Draculoides kryptus

Scientific classification
- Kingdom: Animalia
- Phylum: Arthropoda
- Subphylum: Chelicerata
- Class: Arachnida
- Order: Schizomida
- Family: Hubbardiidae
- Genus: Draculoides
- Species: D. kryptus
- Binomial name: Draculoides kryptus (Harvey, Berry, Edward & Humphreys, 2008)
- Synonyms: Paradraculoides kryptus Harvey, Berry, Edward & Humphreys, 2008;

= Draculoides kryptus =

- Genus: Draculoides
- Species: kryptus
- Authority: (Harvey, Berry, Edward & Humphreys, 2008)

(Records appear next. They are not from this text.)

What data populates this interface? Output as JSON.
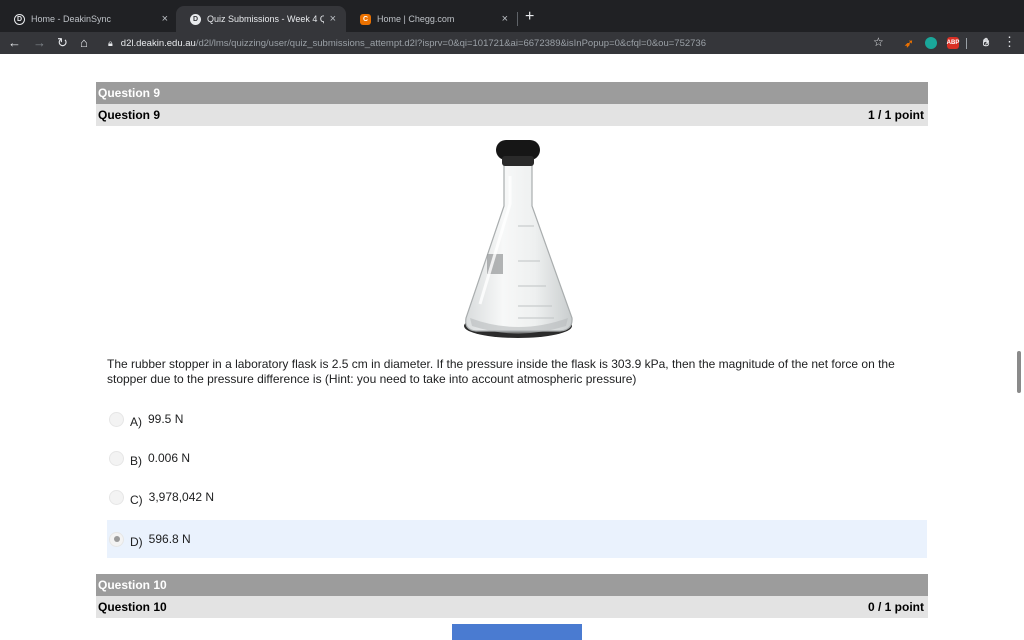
{
  "browser": {
    "tabs": [
      {
        "title": "Home - DeakinSync",
        "close": "×"
      },
      {
        "title": "Quiz Submissions - Week 4 Qu",
        "close": "×"
      },
      {
        "title": "Home | Chegg.com",
        "close": "×"
      }
    ],
    "new_tab": "+",
    "url_host": "d2l.deakin.edu.au",
    "url_path": "/d2l/lms/quizzing/user/quiz_submissions_attempt.d2l?isprv=0&qi=101721&ai=6672389&isInPopup=0&cfql=0&ou=752736",
    "ext_abp_label": "ABP"
  },
  "questions": [
    {
      "section_label": "Question 9",
      "title": "Question 9",
      "score": "1 / 1 point",
      "text": "The rubber stopper in a laboratory flask is 2.5 cm in diameter. If the pressure inside the flask is 303.9 kPa, then the magnitude of the net force on the stopper due to the pressure difference is (Hint: you need to take into account atmospheric pressure)",
      "options": [
        {
          "letter": "A)",
          "value": "99.5 N",
          "selected": false
        },
        {
          "letter": "B)",
          "value": "0.006 N",
          "selected": false
        },
        {
          "letter": "C)",
          "value": "3,978,042 N",
          "selected": false
        },
        {
          "letter": "D)",
          "value": "596.8 N",
          "selected": true
        }
      ]
    },
    {
      "section_label": "Question 10",
      "title": "Question 10",
      "score": "0 / 1 point"
    }
  ],
  "colors": {
    "header_dark": "#9c9c9c",
    "header_light": "#e3e3e3",
    "selected_row": "#eaf2fd",
    "chegg": "#eb7100"
  }
}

Species of short-tailed whip-scorpion

Draculoides kryptus is a species of schizomid arachnids (commonly known as short-tailed whip-scorpions) in the Hubbardiidae family. It is endemic to Australia. It was described in 2008 by Australian arachnologists Mark Harvey, Oliver Berry, Karen Edward and Garth Humphreys. The specific epithet kryptus, from Greek kryptos (‘hidden’), refers to the species’ subterranean habitat.

==Distribution and habitat==
The species occurs in the Pilbara region of North West Western Australia where there is underground water. The type locality is a borehole at Mesa K, south of the iron-ore mining town of Pannawonica and 1,400 km north of Perth.